Zaim était installé entre ses deux parents, sa mère tenant un petit carton où le chaton, endormi paisiblement, se tenait. l’excitation du petit garçon était palpable. Ce nouvel animal n’était pas uniquement un nouvel hobby, ça allait devenir son meilleur compagnon. Il le sentait jusqu’au plus profond de son être. La porte d’une salle de soin s’ouvrit pour laisser passer une jolie dame aux cheveux blonds tressés. « Bonjour ! Qu’avons-nous là? Oh ! Mais il a l’air adorable… absolument adorable. Et mal en point. » Zaim ne manqua pas de lui expliquer la situation. La jolie dame esquissa un sourire et patiemment, entreprit de débuter son analyse vétérinaire. « Hm, elle est vraiment très faible… Car oui, c’est une femelle. Il va falloir en prendre soin et lui donner à téter à la place de sa mère. Elle a eu de la chance que vous la trouviez.. Et elle est franchement résistante. » Après avoir expliqué aux parents ce qu’ils auraient à faire pour maintenir le petit animal en vie, la vétérinaire se tourna vers Zaim : « Alors, lui as-tu trouvé un petit nom? » « Oui, Fleur. » Dit-il, tout en caressant doucement le chaton. Son intérêt pour la nature venait soudainement de trouver un tout nouveau sens, prenant un nouveau virage. Il savait ce qu’il voulait faire maintenant. Et il allait y arriver. Il allait prendre soin de Fleur.
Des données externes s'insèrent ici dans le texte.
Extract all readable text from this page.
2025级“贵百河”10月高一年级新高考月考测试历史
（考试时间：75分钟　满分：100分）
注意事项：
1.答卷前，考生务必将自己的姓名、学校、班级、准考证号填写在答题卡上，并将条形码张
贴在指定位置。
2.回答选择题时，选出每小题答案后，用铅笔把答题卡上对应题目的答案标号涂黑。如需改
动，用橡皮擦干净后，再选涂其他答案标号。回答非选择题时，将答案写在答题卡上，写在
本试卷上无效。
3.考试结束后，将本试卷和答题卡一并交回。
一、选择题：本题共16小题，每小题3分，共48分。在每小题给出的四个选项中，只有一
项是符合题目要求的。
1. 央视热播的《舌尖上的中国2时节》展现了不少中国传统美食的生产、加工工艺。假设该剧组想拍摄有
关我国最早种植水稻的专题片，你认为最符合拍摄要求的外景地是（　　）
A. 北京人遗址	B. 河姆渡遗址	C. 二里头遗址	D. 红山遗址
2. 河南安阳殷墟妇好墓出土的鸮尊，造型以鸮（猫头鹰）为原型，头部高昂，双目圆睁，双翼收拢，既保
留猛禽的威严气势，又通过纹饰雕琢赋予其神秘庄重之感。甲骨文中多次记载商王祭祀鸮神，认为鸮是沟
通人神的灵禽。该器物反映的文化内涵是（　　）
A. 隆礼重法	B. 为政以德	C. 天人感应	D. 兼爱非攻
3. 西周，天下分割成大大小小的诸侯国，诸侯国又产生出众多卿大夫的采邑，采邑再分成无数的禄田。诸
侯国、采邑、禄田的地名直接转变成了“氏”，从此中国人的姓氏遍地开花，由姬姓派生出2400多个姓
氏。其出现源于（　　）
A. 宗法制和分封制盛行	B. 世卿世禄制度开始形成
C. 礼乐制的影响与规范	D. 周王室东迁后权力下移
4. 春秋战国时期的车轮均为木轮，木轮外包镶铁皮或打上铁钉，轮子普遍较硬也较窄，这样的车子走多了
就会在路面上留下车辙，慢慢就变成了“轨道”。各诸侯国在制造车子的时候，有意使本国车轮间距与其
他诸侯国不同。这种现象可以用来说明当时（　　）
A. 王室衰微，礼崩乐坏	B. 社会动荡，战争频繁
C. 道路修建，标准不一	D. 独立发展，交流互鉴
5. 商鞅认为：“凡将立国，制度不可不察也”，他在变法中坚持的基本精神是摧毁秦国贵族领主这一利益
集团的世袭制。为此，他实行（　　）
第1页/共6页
✧ 03 « Et là, c’était ma grande-tante Ilda. C’était une femme vraiment merveilleuse, ouverte sur le monde. C’est d’ailleurs elle qui m’a poussé à venir aux Etats-Unis pour étudier et approfondir mes connaissances… » Zaim était installé à côté de sa mère, un énorme album photo posé sur ses genoux. Il avait beau avoir vu ces photos une bonne dizaine de fois, c’était toujours un pur plaisir de redécouvrir les visages d’une famille qui lui était inconnue, invisible, étrangère, et surtout lointaine. Une moitié de son sang était tout de même albanaise. Bien que ses grands-parents maternels se trouvaient à quelques kilomètres d’eux, le reste de la famille était bien sur un autre continent. La famille Puraj, composée de 2 enfants, s’est vu quitter l’Albanie soudainement suite à l’apogée du système communiste prisé par le pouvoir. Appartenant à un parti contre cette montée, le grand-père de la famille fut obligé de s’exiler politiquement. C’est ainsi que la petite famille de 4 se retrouva à New York, puis Los Angeles.
Zaim avait déjà eu la chance de se rendre dans ce petit bout de terre, alors qu’il n’était âgé que de 5 ans. Il ne se souvenait pas très bien de tout ce qu’il y avait vu.. Mais la misère et la pauvreté l’avait marqué.
✧ 04 « Non elle est A MOI ! » Pour la énième fois, Hannah faisait sa tête de mule. Sa cousine ne comprenait absolument rien à rien. 2 ans sa cadette, elle se comportait comme une vilaine petite capricieuse du haut de ses 10 ans. Pourtant, habituellement, ils s’entendaient merveilleusement bien. Mais pas aujourd’hui. Aujourd’hui, elle semblait sortir de ses gonds pour une histoire absolument stupide.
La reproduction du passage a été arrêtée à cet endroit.